Whether you missed it the first time or just want to watch it again, check out the video of tonight’s dazzling liftoff of the United Launch Alliance Atlas V rocket carrying NASA’s Magnetospheric Multiscale spacecraft:
For an in-depth look at the mission ahead for the four Magnetic Multiscale observatories, download the MMS press kit (PDF). It’s full of details about the mission’s science objectives, the spacecraft and their instruments, and the key organizations that made the mission possible.
Right now, MMS remains attached to the Centaur upper stage during this 59-minute coast phase. After a second Centaur engine burn, the observatories will be released one by one, five minutes apart.
Hear launch controllers give the “go” for launch:
The first Centaur engine burn is complete, kicking off a 59-minute coast phase. The MMS spacecraft remain attached to the Centaur.

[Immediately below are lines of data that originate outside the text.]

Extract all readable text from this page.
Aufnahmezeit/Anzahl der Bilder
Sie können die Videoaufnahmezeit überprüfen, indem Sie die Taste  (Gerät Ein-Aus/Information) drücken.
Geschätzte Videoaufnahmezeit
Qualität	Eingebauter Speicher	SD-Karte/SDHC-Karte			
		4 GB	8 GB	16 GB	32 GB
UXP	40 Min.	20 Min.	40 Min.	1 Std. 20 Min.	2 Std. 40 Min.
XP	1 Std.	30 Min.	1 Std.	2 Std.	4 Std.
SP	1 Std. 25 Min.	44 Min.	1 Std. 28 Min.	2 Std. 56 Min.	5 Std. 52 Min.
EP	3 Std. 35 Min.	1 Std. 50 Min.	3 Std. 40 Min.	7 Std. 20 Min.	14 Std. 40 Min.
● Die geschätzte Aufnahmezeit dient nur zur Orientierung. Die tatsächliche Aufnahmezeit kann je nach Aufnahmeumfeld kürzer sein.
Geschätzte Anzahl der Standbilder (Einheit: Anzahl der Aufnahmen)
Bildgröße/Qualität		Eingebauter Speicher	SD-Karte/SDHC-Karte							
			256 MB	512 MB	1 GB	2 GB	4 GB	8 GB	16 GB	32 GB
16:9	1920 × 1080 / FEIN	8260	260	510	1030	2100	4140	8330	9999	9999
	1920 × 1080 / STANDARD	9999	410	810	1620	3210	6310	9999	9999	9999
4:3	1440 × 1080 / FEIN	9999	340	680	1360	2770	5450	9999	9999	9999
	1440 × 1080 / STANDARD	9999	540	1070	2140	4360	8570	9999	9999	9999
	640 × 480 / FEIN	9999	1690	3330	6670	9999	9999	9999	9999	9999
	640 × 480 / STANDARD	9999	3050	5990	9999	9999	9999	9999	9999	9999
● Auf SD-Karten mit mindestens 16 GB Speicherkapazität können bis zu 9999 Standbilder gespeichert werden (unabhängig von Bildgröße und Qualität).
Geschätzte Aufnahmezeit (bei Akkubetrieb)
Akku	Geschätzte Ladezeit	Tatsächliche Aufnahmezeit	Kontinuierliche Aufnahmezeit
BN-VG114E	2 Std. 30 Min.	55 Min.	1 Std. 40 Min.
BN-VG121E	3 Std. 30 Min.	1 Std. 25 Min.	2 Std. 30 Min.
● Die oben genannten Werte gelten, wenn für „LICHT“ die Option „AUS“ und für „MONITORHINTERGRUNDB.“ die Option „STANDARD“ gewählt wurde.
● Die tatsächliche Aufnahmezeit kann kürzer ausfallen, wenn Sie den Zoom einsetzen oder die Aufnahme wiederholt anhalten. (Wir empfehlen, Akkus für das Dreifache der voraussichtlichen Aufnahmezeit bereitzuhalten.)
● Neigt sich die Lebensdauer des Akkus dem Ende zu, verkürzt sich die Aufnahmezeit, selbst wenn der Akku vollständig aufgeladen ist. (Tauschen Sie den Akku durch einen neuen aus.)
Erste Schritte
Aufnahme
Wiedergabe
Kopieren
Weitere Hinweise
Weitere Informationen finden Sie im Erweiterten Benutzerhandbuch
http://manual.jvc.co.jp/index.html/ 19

When the coast phase ends, the Centaur engine will perform one more burn to set up for MMS spacecraft separation. Finally, the four observatories will be released one by one over a period of about 15 minutes.
The Centaur’s first burn continues to look good according to ULA Telemetry Officer Marty Malinowski. First Centaur main engine shutdown (MES1) is coming up in about three-and-a-half minutes.
Booster engine cutoff and separation of the Atlas from the Centaur occurred on time, effectively handing the reins to the Centaur to continue the flight. The Centaur’s main engine is burning now and the payload fairing has fallen away, exposing the four MMS spacecraft to their first encounters with space.
The rocket’s two solid rocket boosters exhausted their fuel and separated from the Atlas V. Booster engines are performing well as the first-stage burn continues.
NASA’s Magnetospheric Multiscale mission is underway with a spectacular nighttime liftoff aboard a United Launch Alliance Atlas V rocket. The vehicle is lighting the darkened skies over the spaceport, leaving Earth behind as it rockets into orbit after an on-time liftoff at 10:44 p.m. from Cape Canaveral Air Force Station’s Space Launch Complex 41.